Multispace Dimensionality Reduction Based on Extreme Learning Machine-Assisted Autoencoder for High-Dimensional Expensive Optimization
提出一种多空间降维的高维昂贵优化算法,利用两种极限学习机辅助自编码器分别构建压缩空间,让低质量个体快速探索、中等质量个体加速收敛,高质量个体在原始空间精细搜索,显著提升优化性能。
Faced with high-dimensional expensive optimization problems (HEOPs), existing high-dimensional expensive optimization algorithms (HEOAs) struggle to locate promising areas quickly due to a dramatically expanded search space. Besides, slow convergence is a critical issue causing inefficiency of HEOAs. To address these issues, we propose a multispace dimensionality reduction-based HEOA (MDR-HEOA) where two extreme learning machine-assisted autoencoders (ELM-AEs) are devised. Specifically, an autoencoder with online sequential learning ELM (OSL-ELM-AE) builds a compressed space, where individuals of low quality explore expecting to locate promising areas quickly.
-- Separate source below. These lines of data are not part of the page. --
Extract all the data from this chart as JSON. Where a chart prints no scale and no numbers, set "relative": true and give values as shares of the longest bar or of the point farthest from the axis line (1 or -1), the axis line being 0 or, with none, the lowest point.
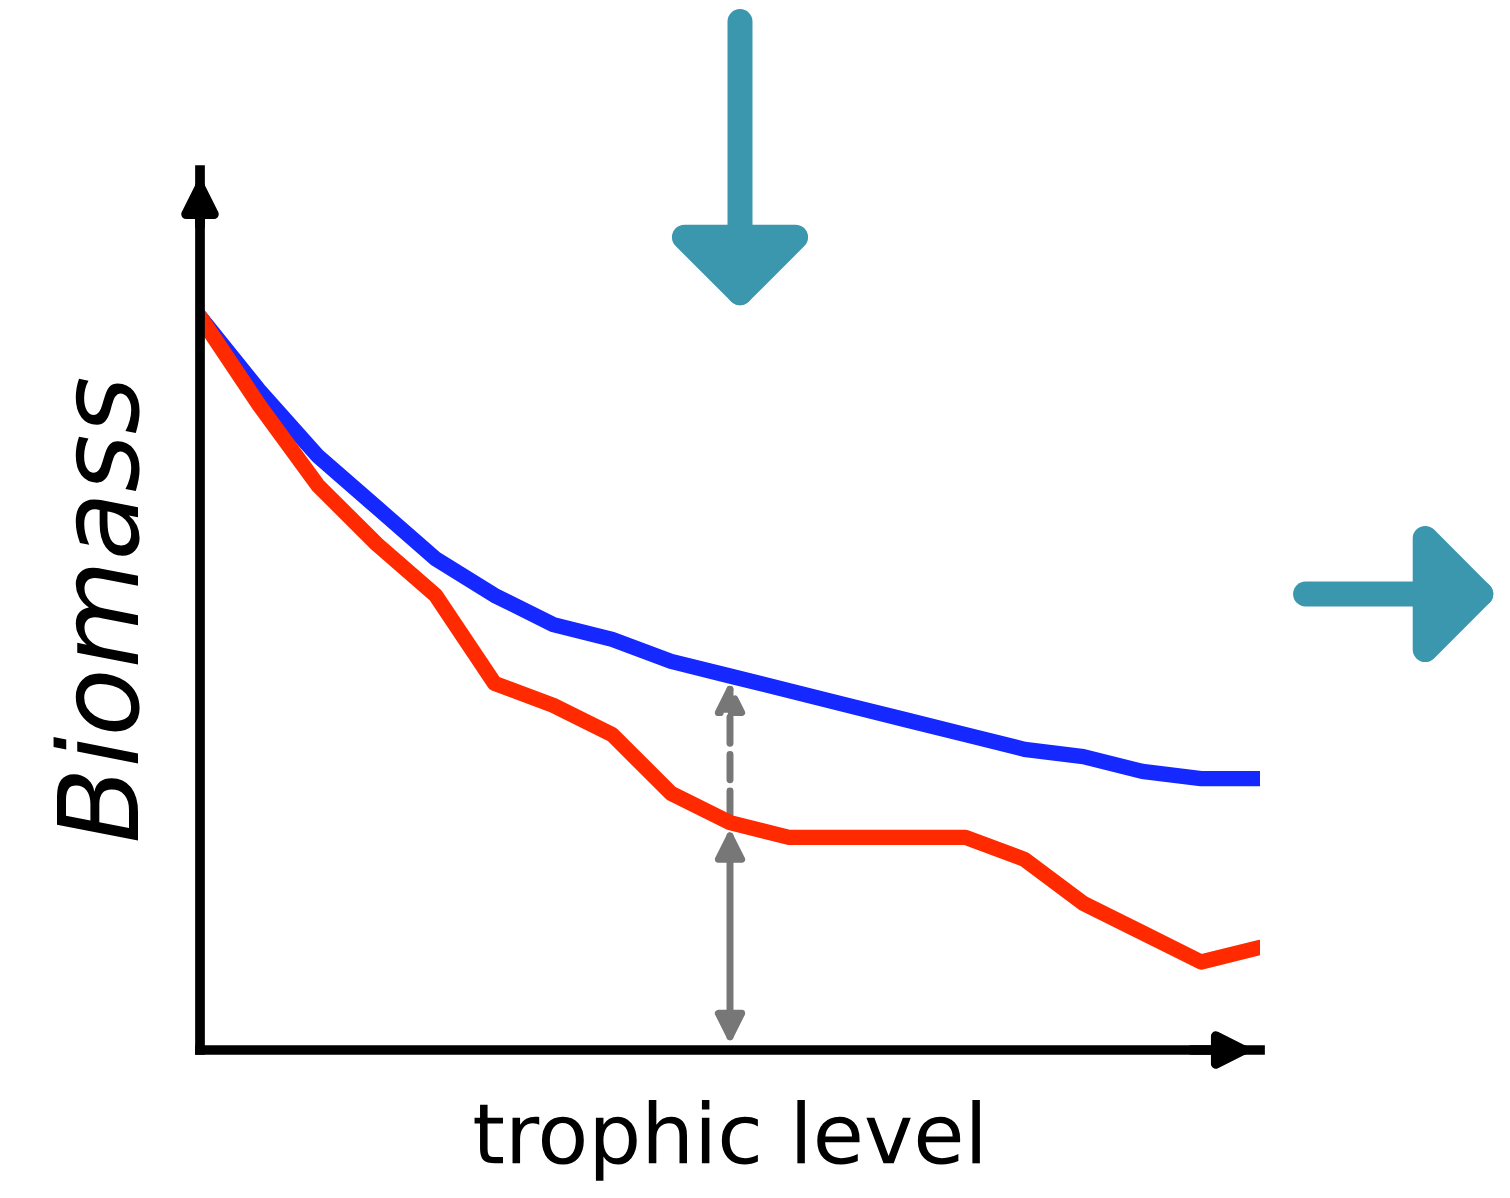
{
  "chart_data": {
    "type": "line",
    "relative": true,
    "xlabel": "trophic level",
    "ylabel": "Biomass",
    "grid": false,
    "legend": false,
    "marker": "none",
    "line_style": "solid",
    "tick_labels": false,
    "categories": [
      null,
      null,
      null,
      null,
      null,
      null,
      null,
      null,
      null,
      null,
      null,
      null,
      null,
      null,
      null,
      null,
      null,
      null,
      null
    ],
    "series": [
      {
        "color": "#1428ff",
        "values": [
          1.0,
          0.9,
          0.81,
          0.74,
          0.67,
          0.62,
          0.58,
          0.56,
          0.53,
          0.51,
          0.49,
          0.47,
          0.45,
          0.43,
          0.41,
          0.4,
          0.38,
          0.37,
          0.37
        ]
      },
      {
        "color": "#ff2a00",
        "values": [
          1.0,
          0.88,
          0.77,
          0.69,
          0.62,
          0.5,
          0.47,
          0.43,
          0.35,
          0.31,
          0.29,
          0.29,
          0.29,
          0.29,
          0.26,
          0.2,
          0.16,
          0.12,
          0.14
        ]
      }
    ]
  }
}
Afterwards, the individuals’ positions are reconstructed to the original space by the output layer of OSL-ELM-AE. Online sequential learning ELM continuously updates OSL-ELM-AE’s parameters whenever new individuals arrive, ensuring high generalization performance in reconstructing the positions that approximate the related target ones. In contrast, ELM-AE with an equal number of hidden nodes and the individuals input each time (ELM-EAE) compresses the search space, where medium-quality individuals exploit aiming to expedite convergence. Based on the universal approximation theorem, ELM-EAE can learn these input individuals with zero error, demonstrating high reconstruction capability. Thus, the individuals’ positions with small offsets caused by exploitation can be reconstructed to closely approximate their target ones. Besides, high-quality individuals conduct a refined search in the original space to find the optimal solution of a HEOP. Our experimental results, particularly comprehensive comparisons with nine state-of-the-art HEOAs, validate that MDR-HEOA significantly improves the performance in handling HEOPs.